Her long, straight, raven tresses glowed with a violet haze, each strand lifting to give her a medusa look.  Expensive silver earrings jiggled on her ears as she grimaced in pleasure.  She wore carefully
torn black jeans and a tan and black, long-sleeve top, all of it skin-tight—a fashion victim of
Goths Я Us
.  Even her lipstick was black, contrasting her smoky violet eyeliner and aura.  The look on her face was one of pathologically focused hatred.  Were she to take me out, she’d have no purpose, only endless emptiness to haunt her existence. 

Better I spare her that.

Shaun once taught me that sometimes the best way to end an attack wasn’t to stop it directly, but to launch a devastating counter-attack, making the assailant break off.  Elita was dead, but that didn’t mean I couldn’t hurt her.  I remembered the remnant serial-killer from my date with Wocky.  Michiko had taken him out—permanently—with an energy drain, sucking him dry of energy until nothing was left. 

I was kitsune.  I was supposed to be able to do the same thing. 

My vision graying out, my lungs burning for air, I drew one hand back against my ribs, making a spear-head out of it.  I thrust my hand into her chest and closed my fingers, wrenching in a way that usually shifted me from one realm to another, but I went nowhere.

Elita arced backward, her hands slipping off me, out
of me, as she screamed shrilly.  My hand was still buried in her chest.  Violet jags of energy wreathed my wrist, slithering down my forearm. 

“No, no, no, no!” she screamed.  “Please, don’t—”

She was translucent now, a ghost of a ghost, and still fading.  Her long hair was fluttering in a phantom wind I couldn’t feel.  The violet glow of her eyes was turning charcoal gray.  Her hair followed, crumbling from the tips, a decay that swept toward her head.  Her hands clawed at my arm where it entered her, but her strength was gone. 

Her power scintillated inside me, a slick vibrancy across my soul, a jazzy tang I could taste on my tongue.

You’ve had this coming a long time, bitch

She shuddered and sobbed, looking at me piteously, tears welling in her eyes, sliding down her face.  “Please,” she whispered.  “I’m sorry.”

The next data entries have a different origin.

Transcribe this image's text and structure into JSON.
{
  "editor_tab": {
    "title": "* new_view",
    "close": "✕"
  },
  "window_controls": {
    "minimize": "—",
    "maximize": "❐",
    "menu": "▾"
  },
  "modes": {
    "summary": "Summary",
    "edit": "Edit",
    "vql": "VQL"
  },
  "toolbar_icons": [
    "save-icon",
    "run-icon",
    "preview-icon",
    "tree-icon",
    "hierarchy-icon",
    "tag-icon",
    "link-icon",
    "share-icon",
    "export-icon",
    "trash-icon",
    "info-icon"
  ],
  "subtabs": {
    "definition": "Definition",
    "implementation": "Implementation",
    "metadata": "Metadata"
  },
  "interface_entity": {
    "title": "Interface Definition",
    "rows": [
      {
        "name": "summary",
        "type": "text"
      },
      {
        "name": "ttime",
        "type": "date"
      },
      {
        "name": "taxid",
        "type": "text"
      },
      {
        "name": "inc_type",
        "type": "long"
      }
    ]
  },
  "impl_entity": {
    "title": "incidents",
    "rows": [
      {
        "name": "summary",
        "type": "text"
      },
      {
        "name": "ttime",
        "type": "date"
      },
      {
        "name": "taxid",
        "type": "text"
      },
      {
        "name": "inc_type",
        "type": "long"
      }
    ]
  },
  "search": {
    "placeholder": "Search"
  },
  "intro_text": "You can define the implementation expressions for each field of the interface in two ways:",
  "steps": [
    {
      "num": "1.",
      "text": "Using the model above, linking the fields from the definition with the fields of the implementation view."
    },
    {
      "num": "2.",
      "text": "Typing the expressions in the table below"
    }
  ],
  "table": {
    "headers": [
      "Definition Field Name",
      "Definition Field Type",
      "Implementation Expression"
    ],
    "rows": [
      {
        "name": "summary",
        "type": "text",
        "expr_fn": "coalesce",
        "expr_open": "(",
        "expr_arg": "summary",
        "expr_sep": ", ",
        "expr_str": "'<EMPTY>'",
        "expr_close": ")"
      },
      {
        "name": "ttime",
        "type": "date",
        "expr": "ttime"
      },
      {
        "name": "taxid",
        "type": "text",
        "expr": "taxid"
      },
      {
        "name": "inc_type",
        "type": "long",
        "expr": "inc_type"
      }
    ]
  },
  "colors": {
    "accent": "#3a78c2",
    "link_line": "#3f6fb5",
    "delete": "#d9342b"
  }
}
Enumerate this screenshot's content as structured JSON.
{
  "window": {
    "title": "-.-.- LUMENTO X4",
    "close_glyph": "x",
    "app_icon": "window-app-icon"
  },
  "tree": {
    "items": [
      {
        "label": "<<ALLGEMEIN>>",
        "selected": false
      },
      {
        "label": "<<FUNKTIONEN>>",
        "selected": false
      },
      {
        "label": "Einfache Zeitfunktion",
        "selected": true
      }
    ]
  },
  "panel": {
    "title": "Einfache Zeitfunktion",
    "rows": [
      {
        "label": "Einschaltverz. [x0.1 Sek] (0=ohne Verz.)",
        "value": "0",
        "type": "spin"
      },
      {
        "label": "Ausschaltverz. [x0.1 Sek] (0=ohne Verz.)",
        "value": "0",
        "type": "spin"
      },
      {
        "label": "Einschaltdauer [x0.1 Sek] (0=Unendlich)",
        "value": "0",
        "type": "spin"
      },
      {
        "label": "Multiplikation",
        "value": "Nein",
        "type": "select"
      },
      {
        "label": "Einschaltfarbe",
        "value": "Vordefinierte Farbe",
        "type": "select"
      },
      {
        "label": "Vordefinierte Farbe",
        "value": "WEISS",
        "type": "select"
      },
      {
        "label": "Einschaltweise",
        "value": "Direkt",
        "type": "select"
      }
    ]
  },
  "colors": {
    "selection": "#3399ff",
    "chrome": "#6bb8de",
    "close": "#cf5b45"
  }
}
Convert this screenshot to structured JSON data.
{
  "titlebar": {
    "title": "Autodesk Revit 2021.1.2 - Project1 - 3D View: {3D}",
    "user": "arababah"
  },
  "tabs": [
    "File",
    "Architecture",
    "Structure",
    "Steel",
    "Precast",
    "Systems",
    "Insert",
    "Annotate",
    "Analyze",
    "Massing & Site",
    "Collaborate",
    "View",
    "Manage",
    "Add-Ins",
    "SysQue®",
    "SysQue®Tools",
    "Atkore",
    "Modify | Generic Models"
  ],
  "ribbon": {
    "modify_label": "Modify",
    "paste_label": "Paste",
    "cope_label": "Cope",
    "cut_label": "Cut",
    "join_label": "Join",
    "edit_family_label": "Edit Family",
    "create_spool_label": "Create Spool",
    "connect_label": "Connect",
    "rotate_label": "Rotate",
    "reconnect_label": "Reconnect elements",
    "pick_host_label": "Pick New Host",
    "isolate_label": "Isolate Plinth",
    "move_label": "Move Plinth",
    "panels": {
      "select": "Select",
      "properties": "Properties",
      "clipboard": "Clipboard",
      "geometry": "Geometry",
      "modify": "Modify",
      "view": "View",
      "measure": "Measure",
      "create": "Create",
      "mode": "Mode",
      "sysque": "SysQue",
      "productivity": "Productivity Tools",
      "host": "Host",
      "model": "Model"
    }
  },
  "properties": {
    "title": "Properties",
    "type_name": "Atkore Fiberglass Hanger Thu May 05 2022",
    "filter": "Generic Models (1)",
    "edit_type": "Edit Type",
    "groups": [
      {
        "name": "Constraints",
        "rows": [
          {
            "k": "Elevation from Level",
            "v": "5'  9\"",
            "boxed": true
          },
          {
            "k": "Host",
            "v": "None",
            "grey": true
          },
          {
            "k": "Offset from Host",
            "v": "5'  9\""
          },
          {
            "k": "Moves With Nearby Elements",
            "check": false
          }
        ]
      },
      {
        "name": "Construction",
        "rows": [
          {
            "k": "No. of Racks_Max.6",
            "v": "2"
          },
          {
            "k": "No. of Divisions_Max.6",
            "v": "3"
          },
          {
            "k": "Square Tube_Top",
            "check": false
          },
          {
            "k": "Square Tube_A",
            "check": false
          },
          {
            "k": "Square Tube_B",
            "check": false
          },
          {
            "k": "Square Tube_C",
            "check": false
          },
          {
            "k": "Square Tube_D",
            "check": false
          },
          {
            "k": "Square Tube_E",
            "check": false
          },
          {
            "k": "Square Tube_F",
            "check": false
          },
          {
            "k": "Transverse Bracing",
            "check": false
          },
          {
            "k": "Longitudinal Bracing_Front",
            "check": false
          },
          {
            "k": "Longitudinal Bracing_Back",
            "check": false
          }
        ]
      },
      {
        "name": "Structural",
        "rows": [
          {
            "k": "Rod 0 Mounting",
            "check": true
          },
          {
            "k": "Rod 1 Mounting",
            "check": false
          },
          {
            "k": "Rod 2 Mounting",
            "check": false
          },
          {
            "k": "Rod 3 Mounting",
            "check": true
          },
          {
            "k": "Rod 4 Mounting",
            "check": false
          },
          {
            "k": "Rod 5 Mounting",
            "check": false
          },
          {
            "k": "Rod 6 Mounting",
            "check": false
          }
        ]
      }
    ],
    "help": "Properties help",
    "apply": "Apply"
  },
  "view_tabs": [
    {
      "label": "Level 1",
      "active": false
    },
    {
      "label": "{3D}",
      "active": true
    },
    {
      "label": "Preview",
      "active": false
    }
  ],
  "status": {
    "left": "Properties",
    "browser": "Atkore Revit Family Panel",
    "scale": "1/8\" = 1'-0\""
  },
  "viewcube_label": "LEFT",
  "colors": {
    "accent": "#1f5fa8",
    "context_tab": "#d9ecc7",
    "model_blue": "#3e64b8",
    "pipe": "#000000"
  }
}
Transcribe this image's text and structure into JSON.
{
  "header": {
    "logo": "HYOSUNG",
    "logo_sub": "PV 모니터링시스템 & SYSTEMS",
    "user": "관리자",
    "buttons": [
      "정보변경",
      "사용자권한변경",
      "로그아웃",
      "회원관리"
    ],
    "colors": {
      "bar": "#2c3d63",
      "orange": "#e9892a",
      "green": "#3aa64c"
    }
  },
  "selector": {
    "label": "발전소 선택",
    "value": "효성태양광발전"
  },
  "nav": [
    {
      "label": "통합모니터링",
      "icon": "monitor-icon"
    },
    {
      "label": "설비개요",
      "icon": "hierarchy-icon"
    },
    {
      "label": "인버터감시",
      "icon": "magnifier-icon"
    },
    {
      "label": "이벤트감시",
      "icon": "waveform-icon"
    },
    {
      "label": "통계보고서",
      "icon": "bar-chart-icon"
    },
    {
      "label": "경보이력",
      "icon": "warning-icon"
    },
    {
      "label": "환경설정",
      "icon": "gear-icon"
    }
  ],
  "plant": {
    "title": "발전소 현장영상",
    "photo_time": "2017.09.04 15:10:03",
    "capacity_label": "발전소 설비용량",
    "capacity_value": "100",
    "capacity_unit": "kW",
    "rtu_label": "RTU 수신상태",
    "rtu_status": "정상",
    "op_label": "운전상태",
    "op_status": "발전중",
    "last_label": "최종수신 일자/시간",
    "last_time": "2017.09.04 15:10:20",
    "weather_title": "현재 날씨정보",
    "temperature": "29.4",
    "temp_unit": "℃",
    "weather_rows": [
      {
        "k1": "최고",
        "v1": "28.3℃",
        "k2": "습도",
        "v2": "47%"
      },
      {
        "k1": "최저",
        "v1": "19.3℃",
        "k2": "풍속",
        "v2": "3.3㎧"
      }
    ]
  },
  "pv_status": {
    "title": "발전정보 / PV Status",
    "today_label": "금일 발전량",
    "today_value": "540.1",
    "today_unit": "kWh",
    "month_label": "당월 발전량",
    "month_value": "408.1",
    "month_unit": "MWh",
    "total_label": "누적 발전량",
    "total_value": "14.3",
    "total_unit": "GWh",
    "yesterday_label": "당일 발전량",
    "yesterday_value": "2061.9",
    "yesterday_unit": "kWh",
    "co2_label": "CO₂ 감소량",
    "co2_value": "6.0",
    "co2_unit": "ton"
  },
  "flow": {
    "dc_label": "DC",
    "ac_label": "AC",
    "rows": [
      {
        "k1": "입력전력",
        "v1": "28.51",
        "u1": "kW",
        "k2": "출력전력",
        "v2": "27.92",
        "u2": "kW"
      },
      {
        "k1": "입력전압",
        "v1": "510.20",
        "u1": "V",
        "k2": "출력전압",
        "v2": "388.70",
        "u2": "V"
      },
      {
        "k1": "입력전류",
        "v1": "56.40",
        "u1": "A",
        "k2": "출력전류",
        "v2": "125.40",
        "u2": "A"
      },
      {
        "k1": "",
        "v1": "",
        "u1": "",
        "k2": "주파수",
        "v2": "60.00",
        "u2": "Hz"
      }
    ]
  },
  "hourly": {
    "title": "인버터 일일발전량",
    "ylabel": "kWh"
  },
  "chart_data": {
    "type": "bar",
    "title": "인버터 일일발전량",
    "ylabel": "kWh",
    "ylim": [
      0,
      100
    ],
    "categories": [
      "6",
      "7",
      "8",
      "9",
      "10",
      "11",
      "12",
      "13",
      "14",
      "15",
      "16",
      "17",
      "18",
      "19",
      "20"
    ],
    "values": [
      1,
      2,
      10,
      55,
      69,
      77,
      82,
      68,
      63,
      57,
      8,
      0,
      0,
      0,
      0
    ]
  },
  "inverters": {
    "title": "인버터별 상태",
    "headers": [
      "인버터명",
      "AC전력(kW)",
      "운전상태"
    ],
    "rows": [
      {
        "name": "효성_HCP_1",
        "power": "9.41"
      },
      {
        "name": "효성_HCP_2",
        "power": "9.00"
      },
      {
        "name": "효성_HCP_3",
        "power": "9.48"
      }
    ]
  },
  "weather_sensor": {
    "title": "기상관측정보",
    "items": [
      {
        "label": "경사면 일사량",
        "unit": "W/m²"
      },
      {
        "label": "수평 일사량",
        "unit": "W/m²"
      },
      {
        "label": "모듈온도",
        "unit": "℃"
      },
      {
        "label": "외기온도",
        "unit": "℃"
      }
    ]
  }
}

Sorry you got caught.  I am done with people coming after me, thinking I’m weak as a chew toy

But years of being a good girl couldn’t be thrown off that easily.  “Aaaargh!”  I whipped my hand out of her, watching the pale violet glow around my fingers fade back to orange haze.  “Fine.  Get the hell outta here, and never come near me ever again.”  I widened my eyes, and tried to smile the way I’d seen Fenn do many times.  “Or I’ll drink you to nothing.”

The ghost scrambled back as if I were some black-winged demon freshly sprouted in front of her.  She fell off the bed, but didn’t fall to the carpet, hovering in space, bobbing a little.  She faded out and took her coldness with her, letting me know she was truly gone.

“What’s going on over there?” Fran called out.  “You having a nightmare?”

I coughed and cleared my voice, getting it working once more.  “Yeah, but she’s gone now.”  I rolled off the bed, stretched, and headed over to the living room island where Fran was watching the big screen—a cooking show—and doing her homework, writing a paper on vampire mesmerism and how to combat it. 

Her phone chimed and she pulled it out of her pants pocket.  “Yeah, Fran here.”  She listened intently, and nodded a few times. “Okay, we’ll see you in the garage.”

“That’s Maddy?” I asked.

“Yeah, she’s heard from her mom.  We’re supposed to all get together at the Roadhouse Theater on the edge of town.”